“Law” means any federal, national, supranational, state, provincial, local or similar statute, law, ordinance, regulation, rule, code, order, requirement or rule of law (including common law) of any Governmental Authority.
“Liabilities” means any and all debts, liabilities and obligations, whether accrued or fixed, absolute or contingent, matured or unmatured, choate or inchoate, or determined or determinable, including those arising under any Law, Action or Governmental Order and those arising under any Contract.
“Liberty Equityholder” means (i) any direct or indirect equity holder of Parent, (ii) except for Parent, any direct or indirect equity holder of Franchise Group New Holdco, LLC, a Delaware limited liability company, or (iii) except for Parent and its Subsidiaries, any Affiliate of any equity holder described in clauses (i) or (ii) of this definition.
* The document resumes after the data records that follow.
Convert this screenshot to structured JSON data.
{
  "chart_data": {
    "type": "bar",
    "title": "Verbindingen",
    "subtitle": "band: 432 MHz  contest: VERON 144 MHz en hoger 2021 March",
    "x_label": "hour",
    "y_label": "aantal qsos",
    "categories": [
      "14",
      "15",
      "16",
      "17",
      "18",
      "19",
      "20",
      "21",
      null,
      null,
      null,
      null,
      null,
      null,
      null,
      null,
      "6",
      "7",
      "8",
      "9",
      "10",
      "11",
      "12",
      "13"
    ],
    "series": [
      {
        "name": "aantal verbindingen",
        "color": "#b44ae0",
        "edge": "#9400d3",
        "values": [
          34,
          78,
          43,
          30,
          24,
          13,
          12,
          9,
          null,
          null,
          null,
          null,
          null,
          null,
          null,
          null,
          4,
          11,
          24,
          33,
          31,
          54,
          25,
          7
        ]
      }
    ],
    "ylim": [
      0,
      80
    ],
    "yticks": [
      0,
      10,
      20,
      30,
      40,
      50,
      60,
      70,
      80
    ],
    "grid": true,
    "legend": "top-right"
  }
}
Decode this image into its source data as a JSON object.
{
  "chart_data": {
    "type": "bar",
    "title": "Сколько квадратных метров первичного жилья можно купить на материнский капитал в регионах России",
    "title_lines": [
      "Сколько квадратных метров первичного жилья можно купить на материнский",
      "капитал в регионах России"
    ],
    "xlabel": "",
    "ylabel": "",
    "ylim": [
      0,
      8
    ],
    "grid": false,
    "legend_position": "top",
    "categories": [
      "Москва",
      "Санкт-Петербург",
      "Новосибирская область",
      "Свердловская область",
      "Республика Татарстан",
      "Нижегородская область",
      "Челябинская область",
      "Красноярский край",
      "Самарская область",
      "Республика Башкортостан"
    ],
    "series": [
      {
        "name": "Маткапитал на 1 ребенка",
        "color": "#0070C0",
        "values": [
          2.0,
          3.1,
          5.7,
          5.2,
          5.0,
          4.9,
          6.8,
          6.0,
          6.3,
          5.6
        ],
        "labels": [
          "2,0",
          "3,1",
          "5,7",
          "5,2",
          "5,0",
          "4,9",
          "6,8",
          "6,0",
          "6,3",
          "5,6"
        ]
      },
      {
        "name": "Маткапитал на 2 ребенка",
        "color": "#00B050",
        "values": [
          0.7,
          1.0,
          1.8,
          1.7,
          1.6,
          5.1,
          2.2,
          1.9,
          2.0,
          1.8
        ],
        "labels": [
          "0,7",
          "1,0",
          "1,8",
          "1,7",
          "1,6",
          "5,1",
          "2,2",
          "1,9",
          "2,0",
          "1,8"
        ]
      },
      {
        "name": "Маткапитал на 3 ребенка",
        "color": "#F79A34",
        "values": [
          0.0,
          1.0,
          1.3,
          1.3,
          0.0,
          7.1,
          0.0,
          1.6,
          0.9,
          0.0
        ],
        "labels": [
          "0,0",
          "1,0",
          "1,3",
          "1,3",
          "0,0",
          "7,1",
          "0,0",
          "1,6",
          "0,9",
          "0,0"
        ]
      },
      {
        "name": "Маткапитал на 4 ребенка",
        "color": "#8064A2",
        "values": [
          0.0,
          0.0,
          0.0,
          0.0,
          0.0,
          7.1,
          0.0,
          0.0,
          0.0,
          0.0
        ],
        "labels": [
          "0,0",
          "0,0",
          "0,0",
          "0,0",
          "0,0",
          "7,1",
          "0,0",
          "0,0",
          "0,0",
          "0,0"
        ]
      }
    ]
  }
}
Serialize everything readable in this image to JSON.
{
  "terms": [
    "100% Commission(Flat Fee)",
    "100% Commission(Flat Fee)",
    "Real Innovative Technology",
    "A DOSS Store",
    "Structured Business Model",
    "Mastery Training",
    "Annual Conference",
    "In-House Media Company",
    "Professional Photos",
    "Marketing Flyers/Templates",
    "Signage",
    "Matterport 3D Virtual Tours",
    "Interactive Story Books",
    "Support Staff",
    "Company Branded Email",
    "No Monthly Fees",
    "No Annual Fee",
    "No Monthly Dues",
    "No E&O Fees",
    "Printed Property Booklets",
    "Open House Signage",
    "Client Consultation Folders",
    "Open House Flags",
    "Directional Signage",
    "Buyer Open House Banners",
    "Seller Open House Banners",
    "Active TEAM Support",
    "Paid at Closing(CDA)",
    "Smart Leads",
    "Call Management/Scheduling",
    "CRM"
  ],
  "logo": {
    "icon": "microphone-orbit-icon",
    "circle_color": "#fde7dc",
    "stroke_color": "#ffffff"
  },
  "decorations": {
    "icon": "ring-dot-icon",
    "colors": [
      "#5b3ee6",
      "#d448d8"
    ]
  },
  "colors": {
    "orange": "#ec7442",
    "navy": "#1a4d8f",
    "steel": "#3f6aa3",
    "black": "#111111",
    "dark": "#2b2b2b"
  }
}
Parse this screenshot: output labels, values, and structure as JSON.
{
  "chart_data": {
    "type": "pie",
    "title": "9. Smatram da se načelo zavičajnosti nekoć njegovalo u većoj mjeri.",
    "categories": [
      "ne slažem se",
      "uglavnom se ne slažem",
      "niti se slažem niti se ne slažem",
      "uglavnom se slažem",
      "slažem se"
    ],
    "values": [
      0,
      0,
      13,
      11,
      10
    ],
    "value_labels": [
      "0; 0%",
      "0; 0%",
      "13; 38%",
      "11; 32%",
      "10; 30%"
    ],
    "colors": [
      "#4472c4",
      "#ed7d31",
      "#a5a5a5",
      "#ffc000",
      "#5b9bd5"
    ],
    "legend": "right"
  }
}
“Lien” means any security interest, pledge, hypothecation, mortgage, lien, proxy, option, voting trust, voting agreement, judgment, right of first offer, right of first refusal, preemptive right, charge, easement, collateral assignment or other encumbrance of any kind.
“Losses” means any losses, damages, Liabilities, Taxes, assessments, fines, costs, disbursements, fees, expenses, settlements, interest, awards, judgments, fines and penalties (including reasonable attorneys’, accountants’ and consultants’ fees and expenses) of any kind or nature.
“Material Adverse Effect” means any state of facts, circumstance, condition, event, change, development, occurrence or effect that, individually or in the aggregate, (a) has had, or would reasonably be expected to have, a material adverse effect on the assets, properties, condition (financial or otherwise) or results of operations of the Business, taken as a whole, or (b) prevents, or would reasonably be expected to prevent, the Seller from consummating the transactions contemplated by this Agreement;provided,however, that, in the case of clause (a), no state of facts, circumstance, condition, event, change, development, occurrence or effect shall, individually or in the aggregate, constitute or be taken into account in determining the occurrence of a “Material Adverse Effect” to the extent it relates to, arises out of or results from any one or more of the following: (i) changes that generally affect the industries in which the Business operates; (ii) changes in economic, market, business, regulatory or political conditions generally in the United States, or in the global financial or securities markets generally (including interest rates, exchange rates and commodity prices) or in the financial markets of any such jurisdiction; (iii) changes in any Law; (iv) changes in GAAP; (v) natural disasters, acts of war (whether declared or undeclared), sabotage or terrorism, or an escalation or worsening thereof; (vi) except with respect to the representations and warranties set forth inSection 3.3, the consummation of the transactions contemplated by, or the announcement of the execution of, this Agreement, or the identity of the Purchaser as the purchaser of the Business, including any actions taken by competitors, customers or employees in connection therewith; or (vii) any action taken at the written request of the Purchaser under this Agreement or any action not taken solely because the Purchaser withheld, delayed or conditioned its consent under this Agreement; except in the case of the foregoing clauses (i), (ii), (iii), (iv) or (v), to the extent any such state of facts, event, circumstance, condition, event, change, development, occurrence or effect has a disproportionate effect on the Business, taken as a whole, relative to other participants operating in the same or similar businesses as the Business.